Она тянется ко мне. Отвожу назад руку.
— Покажи паспорт с пропиской. Если правда из Бендер, сразу пять тысяч рублей даю.
Нет у нее паспорта.
— На какой улице живешь? Назови адрес, а я тебе скажу, цел твой дом или нет.
Вместо ответа цыганка быстро растворяется в толпе. Кое-кто из сидящих рядом на чемоданах и слышавших разговор неподвижно, осуждающе ропщут. Обман! Вот так. Там, в Бендерах, старики-погорельцы на крохотной пенсии и действительно без куска хлеба и крова над головой, а здесь, прикрываясь их бедой, — цыганский бизнес. Да и те, кто уже готовился достать из карманов подаяние, а теперь качают головами, тоже думают не о чужой горькой судьбе, а о том, что из-за обмана чуть зря не расстались с парой обесценившихся фантиков. Им не нужно, и они не желают знать, что на самом деле происходило всего в ста двадцати километрах отсюда. Им не понять оставшейся там молчаливой, ничего не просящей скорби потерь. Они никогда не пойдут настоящей беде навстречу. Проще отдать пару карбованцев первой встречной мошеннице, чтобы после чувствовать себя жалостливыми и хорошими. Главное — не знать, что это была мошенница, иначе нечем будет гордиться и задавит жаба. Менее полугода назад я был столь наивен, что пытался рассказывать о Приднестровье чуть ли не каждому встречному. «А зачем нам это надо?» — гласил каждый второй ответ. Вновь испытанное отвращение помогает прийти в себя. Покинув вокзал, какое-то время брожу по этажам ЦУМа, а затем иду дальше в центр.

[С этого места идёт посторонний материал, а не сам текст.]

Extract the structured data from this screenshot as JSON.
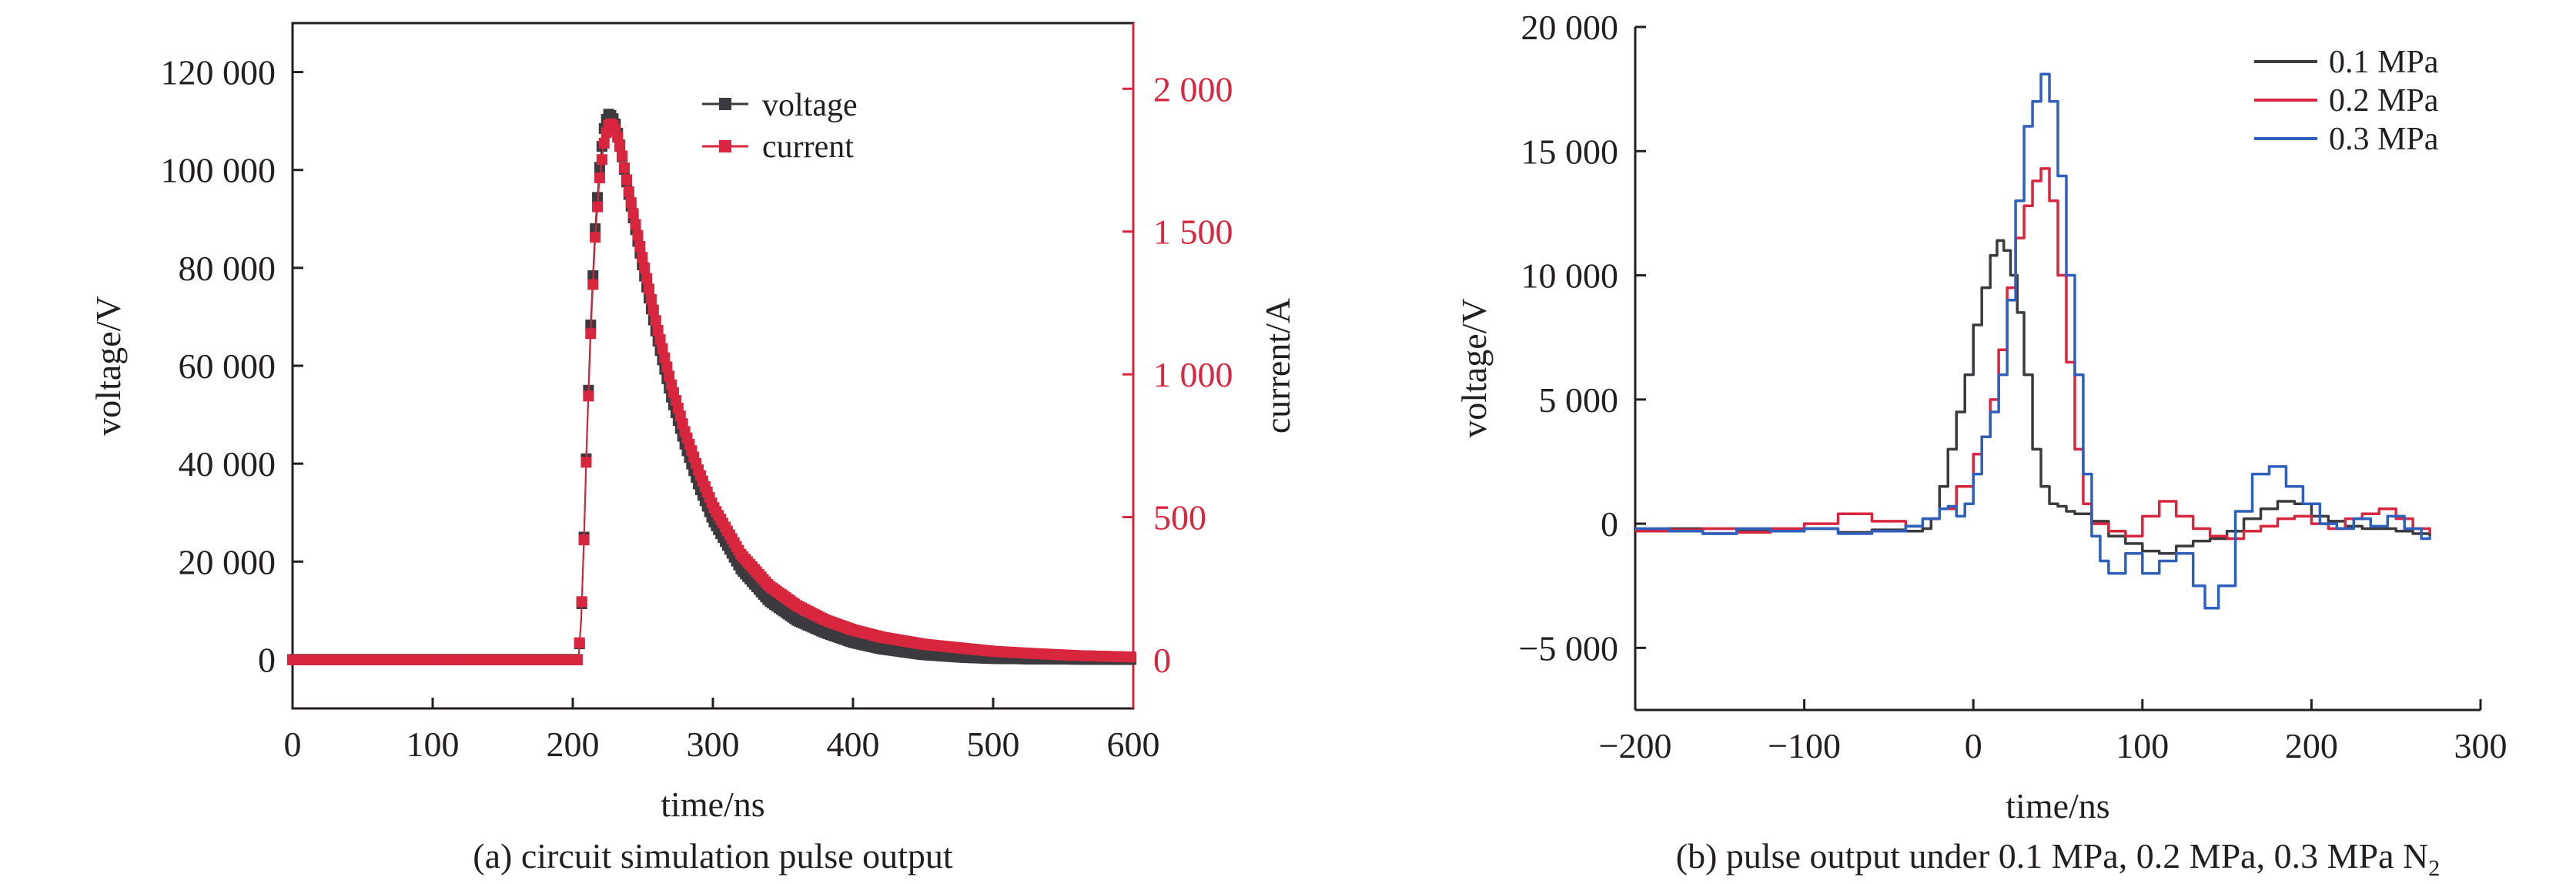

Прихваченные ранним октябрьским заморозком улицы… Старые, когда-то помпезные и красивые, да и теперь все еще впечатляющие дома местами зримо прогнили. Щерятся обнаженной дранкой и черными дырами крыши и карнизы над головой, а под ними спешат по своим делам бесцветные прохожие. Как плохие передвижные зоопарки, все в пристройках, решетках и клетушках, уродливые, пахнущие кошачьей и человеческой мочой одесские дворы. Когда-то давно они были чисты и дружны, знамениты и в песнях воспеты. То время ушло. Мой мир рухнул и покрывается коростой упадка. Лишь по самым престижным улицам мчатся вереницы диковинных прежде иномарок и сверкают витрины дорогих магазинов. Их владельцам претит дурной вид и плохой запах. Но деньги они качают здесь. И растут в лучших прибрежных местах «царские села».
Выбираюсь на проспект Мира. По сути, это не проспект, а старый бульвар, под деревьями которого пешеходная аллея и облысевшие клумбы, покрытые россыпью окатышей и наростов от выгула домашних собак. Беспризорные псы тоже тут. В конце аллеи невысокий, в виде надгробия, прямоугольник памятного камня. Подхожу и читаю потемневшую надпись: «Здесь 24–25 октября 1941 года, как и на других улицах, фашисты повесили группу мирных граждан-одесситов, взятых заложниками после взрыва партизанами и красноармейцами комендатуры на улице Маразлиевской. Вечная память погибшим!». И вокруг на маленькой истоптанной клумбе — собачье дерьмо. Пока стоял, подошла кудлатая псина, обнюхала угол камня и привычно подняла на него ногу.